Current Affairs

Current Affairs




PNP apologises to Seaga
Coffin incident insensitive and indecent, says Henry-Wilson
DAVID PAULIN, Observer writer
Saturday, September 07, 2002



THE People's National Party (PNP) yesterday apologised to Carla Seaga, wife of Jamaica Labour Party (JLP) leader Edward Seaga for what it described as an "insensitive reference" to the Seagas and their unborn child by PNP supporters at a public meeting in Four Paths, Clarendon Wednesday night.

The incident, which struck a chord of revulsion among many Jamaicans after it was televised Thursday night, featured ecstatic PNP supporters hefting a makeshift green coffin on their shoulders. It featured a drawing of a baby and the words: "Pampers, Seaga baby, dead."

In a letter to Mrs Seaga, who is due to have her baby this month, Maxine Henry-Wilson, the PNP's general-secretary, said the incident was "totally out of keeping with accepted standards of decency, and we have expressed this to our candidates and supporters".

"It is with a sense of deep regret that I write on behalf of the People's National Party to offer our unreserved apology for any distress that you have experienced...," Henry-Wilson said.

"The People's National Party unreservedly and unequivocally apologises for an insensitive reference made to your family and unborn child by some persons who attended our meeting."

According to Henry-Wilson, the "offensive display" was done without the knowledge or approval of the party's leadership.

She also expressed best wishes to Mrs Seaga for "a safe delivery and the joy of motherhood".

Yesterday, Political Ombudsman Bishop Herro Blair condemned the action as "gutter politics" and called on the PNP leadership to condemn it.

In a letter to Henry-Wilson, Blair requested that the PNP apologise directly to Carla Seaga and her family, "considering her present state of advanced pregnancy at this time and the undue stress this must have caused her".

Blair also said that the incident was a clear violation of the code of political conduct signed by the leaders of both major parties and called on "all parties concerned to get back on track" and make the election campaign peaceful.

Blair's letter to Henry-Wilson, though, was apparently preceded by another apology issued by the PNP over the signature of Huntley Medley, the party's communications consultant.

In that apology, the PNP pledged to exercise "greater control of supporter exuberance at the grassroots level".

Delroy Chuck, the JLP's liaison with the ombudsman, met yesterday with Bishop Blair and said he was satisfied with the "understanding (that) was reached. Everybody will be issuing statements."

Chuck told the Observer that the PNP's apology should have included a sanction against local officials involved in the incident, and that the PNP should publish its apology in local newspapers.

Bishop Blair's letter made no such demands, however.

Nevertheless, Chuck said that JLP candidates now would sign the political code of conduct. Some had withheld their signatures following the coffin incident, he said.

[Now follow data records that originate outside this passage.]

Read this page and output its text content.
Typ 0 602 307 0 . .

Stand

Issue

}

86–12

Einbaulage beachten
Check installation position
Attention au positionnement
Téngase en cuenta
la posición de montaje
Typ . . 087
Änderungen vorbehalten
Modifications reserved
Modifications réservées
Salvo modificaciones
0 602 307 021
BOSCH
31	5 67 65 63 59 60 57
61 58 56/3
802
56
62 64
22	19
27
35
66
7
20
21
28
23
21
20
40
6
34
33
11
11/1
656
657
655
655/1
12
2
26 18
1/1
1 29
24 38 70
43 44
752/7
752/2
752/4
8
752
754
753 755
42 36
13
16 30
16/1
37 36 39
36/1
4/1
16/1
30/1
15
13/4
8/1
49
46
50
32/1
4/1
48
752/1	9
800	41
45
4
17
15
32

"We hope that both sides can pull back and commit themselves to the spirit and intent of the code" of political conduct, Chuck said.

Labour Party affiliates, the National Organisation of Women and the Women's Freedom Movement also denounced the coffin display and demanded an apology.

"Mrs Seaga is due to have her baby this month. Like any other expectant mother, she needs to have the love, support and good vibes that Jamaican people are known to give so freely," said a statement issued on behalf of both organisations by Prudence Kidd-Deans and Marjorie Vassell.